IBM acquires FileNET - who really stands to gain?
So - IBM has just announced the
impending acquisition of content management/business process management vendor
FileNET. There was an analyst call about it yesterday, and from the nature of the questions being asked by other analysts, I got the impression it was generally seen as a positive step. Given that I feel wholly nonplussed by the whole thing, I'm forced to ask myself why this may be. Perhaps it’s because I’m not exactly sure who is gaining what.
Let’s have a think, firstly, about the clients of both companies. As FileNET was already an IBM partner, and what with the interoperability standards that have been emerging for information sharing, it is difficult to see how clients can gain technologically. There are things in FileNET’s portfolio that are stronger than the IBM equivalents, notably (we are told) on the content and records management side, and in imaging and workflow – which just happens to be where
EMC has been making some recent investments (such as Captiva and ProActivity). Given IBM’s investments in Lotus and WebSphere however, and its strong integration capabilities aided by its
Venetica acquisition, I do wonder whether any gaps were particularly significant from the customer perspective, or whether they merited buying what just happened to be one of IBM’s biggest rivals in this space.

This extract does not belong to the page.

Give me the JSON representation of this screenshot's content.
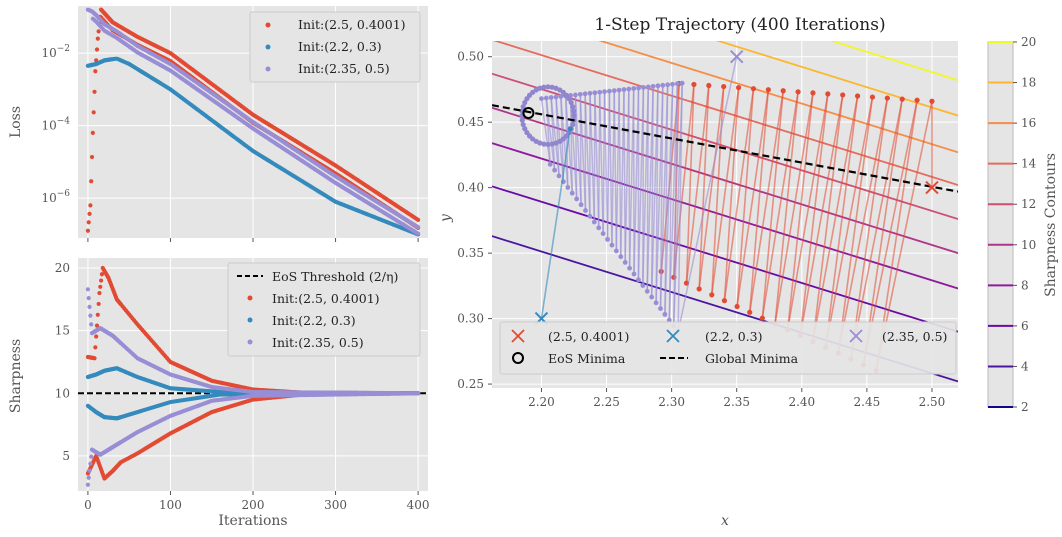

What about for business partners? Again based on the existing, though co-opetive relationship between IBM and FileNET, any opportunities for “synergies” would have existed for FileNET partners already. The sales opportunity is unlikely to be any different, nor are new customers suddenly going to buy into these areas. Enterprise content management (ECM) and business process management (BPM) are notoriously hard to articulate and sell, and rightly so as they are enabling technologies which offer little value out of the box, without services. Automate a poor process, or manage duff information and you succeed only in speeding up failure.

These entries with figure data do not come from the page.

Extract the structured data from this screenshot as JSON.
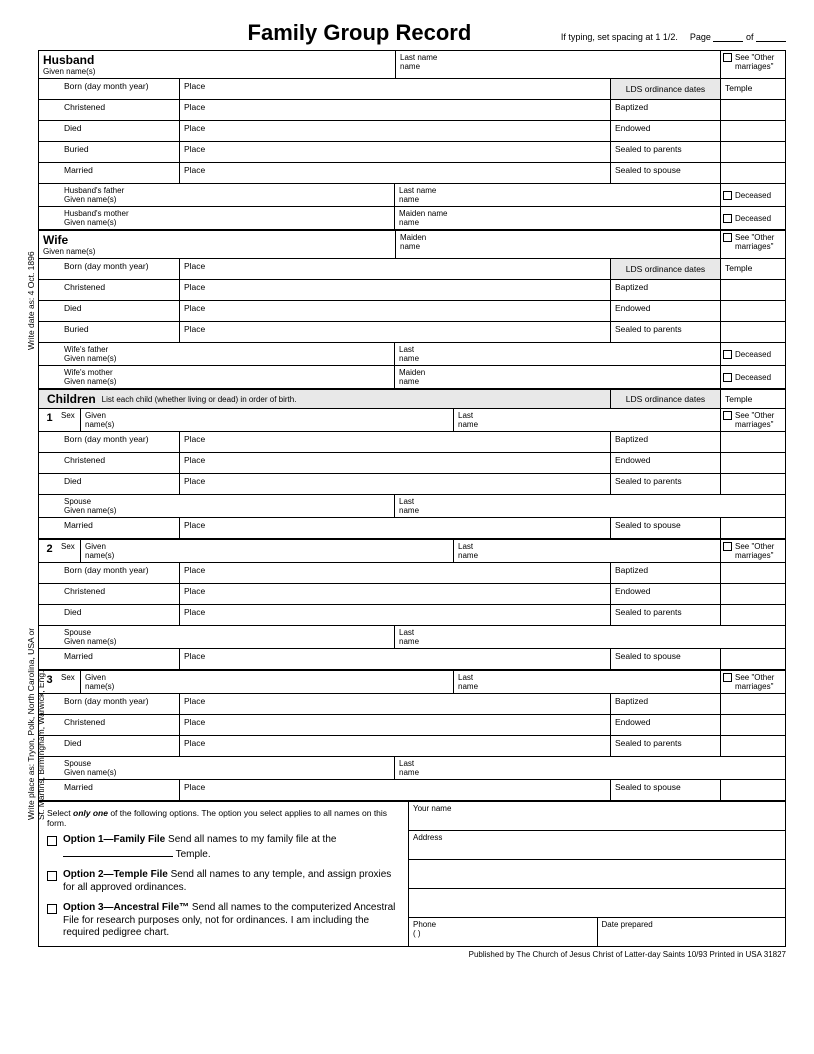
{
  "title": "Family Group Record",
  "typing_note": "If typing, set spacing at 1 1/2.",
  "page_label": "Page",
  "of_label": "of",
  "husband": {
    "heading": "Husband",
    "given": "Given name(s)",
    "last": "Last name",
    "see_other": "See \"Other marriages\""
  },
  "wife": {
    "heading": "Wife",
    "given": "Given name(s)",
    "maiden": "Maiden name",
    "see_other": "See \"Other marriages\""
  },
  "labels": {
    "born": "Born (day month year)",
    "christened": "Christened",
    "died": "Died",
    "buried": "Buried",
    "married": "Married",
    "place": "Place",
    "lds_ord": "LDS ordinance dates",
    "temple": "Temple",
    "baptized": "Baptized",
    "endowed": "Endowed",
    "sealed_parents": "Sealed to parents",
    "sealed_spouse": "Sealed to spouse",
    "last_name": "Last name",
    "maiden_name": "Maiden name",
    "deceased": "Deceased",
    "h_father": "Husband's father",
    "h_mother": "Husband's mother",
    "w_father": "Wife's father",
    "w_mother": "Wife's mother",
    "given_names": "Given name(s)",
    "spouse": "Spouse",
    "sex": "Sex",
    "given": "Given",
    "names": "name(s)"
  },
  "children": {
    "heading": "Children",
    "instruction": "List each child (whether living or dead) in order of birth.",
    "numbers": [
      "1",
      "2",
      "3"
    ]
  },
  "bottom": {
    "intro_a": "Select ",
    "intro_b": "only one",
    "intro_c": " of the following options. The option you select applies to all names on this form.",
    "opt1_title": "Option 1—Family File",
    "opt1_text_a": "  Send all names to my family file at the ",
    "opt1_text_b": " Temple.",
    "opt2_title": "Option 2—Temple File",
    "opt2_text": "  Send all names to any temple, and assign proxies for all approved ordinances.",
    "opt3_title": "Option 3—Ancestral File™",
    "opt3_text": "  Send all names to the computerized Ancestral File for research purposes only, not for ordinances. I am including the required pedigree chart.",
    "your_name": "Your name",
    "address": "Address",
    "phone": "Phone",
    "phone_paren": "(        )",
    "date_prepared": "Date prepared"
  },
  "footer": "Published by The Church of Jesus Christ of Latter-day Saints   10/93   Printed in USA   31827",
  "side": {
    "date_example": "Write date as:  4 Oct. 1896",
    "place_example_a": "Write place as:  Tryon, Polk, North Carolina, USA or",
    "place_example_b": "St. Martins, Birmingham, Warwick, Eng."
  }
}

Concerning the pitch we were given about the merger, I just didn’t buy the idea that there were two kinds of business process – process oriented and content-oriented. The idea of a process that isn’t process-oriented is, frankly, laughable; a process operating without content is only slightly less of an oxymoron. Meanwhile, the idea of offering a stronger, more tightly integrated portfolio just left me thinking I’d heard it all before – around the time of the Venetica acquisition, for example (it is perhaps no coincidence that Venetica’s integration capabilities were OEM’ed by FileNET). Assuming the goal is to end up with a single product set for ECM and BPM, lets not underestimate the integration challenges – it's taken EMC several years to align its software products following the acquisitions of Documentum and Legato, for example. Once IBM achieves that what choices do its customers have other than an expensive migration, if they are to be expected to make use of the integrated platform? At this stage this is a
rhetorical question, but valid nonetheless.
On the upside, I hope, is that the business pressures around compliance, better reporting, integrated views on information and so on are actually leading to a growing market for ECM and BPM. Here, IBM has plenty to gain, in terms of expanding its services offering (consultancy is a must). plugging a few technological gaps as highlighted above, and also (like last week's
Webify acquisition) giving the company more of a business-led sales strategy, particularly for BPM as FileNet has tended to have a stronger vertical proposition in this space. But all of this brings things back to the financial benefits to IBM, which may or may not be simultaneous with an increase of value to IBM and FileNET’s customers.
If the main beneficiary of this acquisition is IBM, and it is my belief that it is, this has to be seen as a consolidation move. If IBM believes that the ECM/BPM market is set for a period of significant ongoing growth, it is highly plausible that buying FileNET is the most cost-effective way of making sure it takes a leading share in that market. Good luck to IBM and its shareholders, we only hope they don’t make their customers pay more than they have to.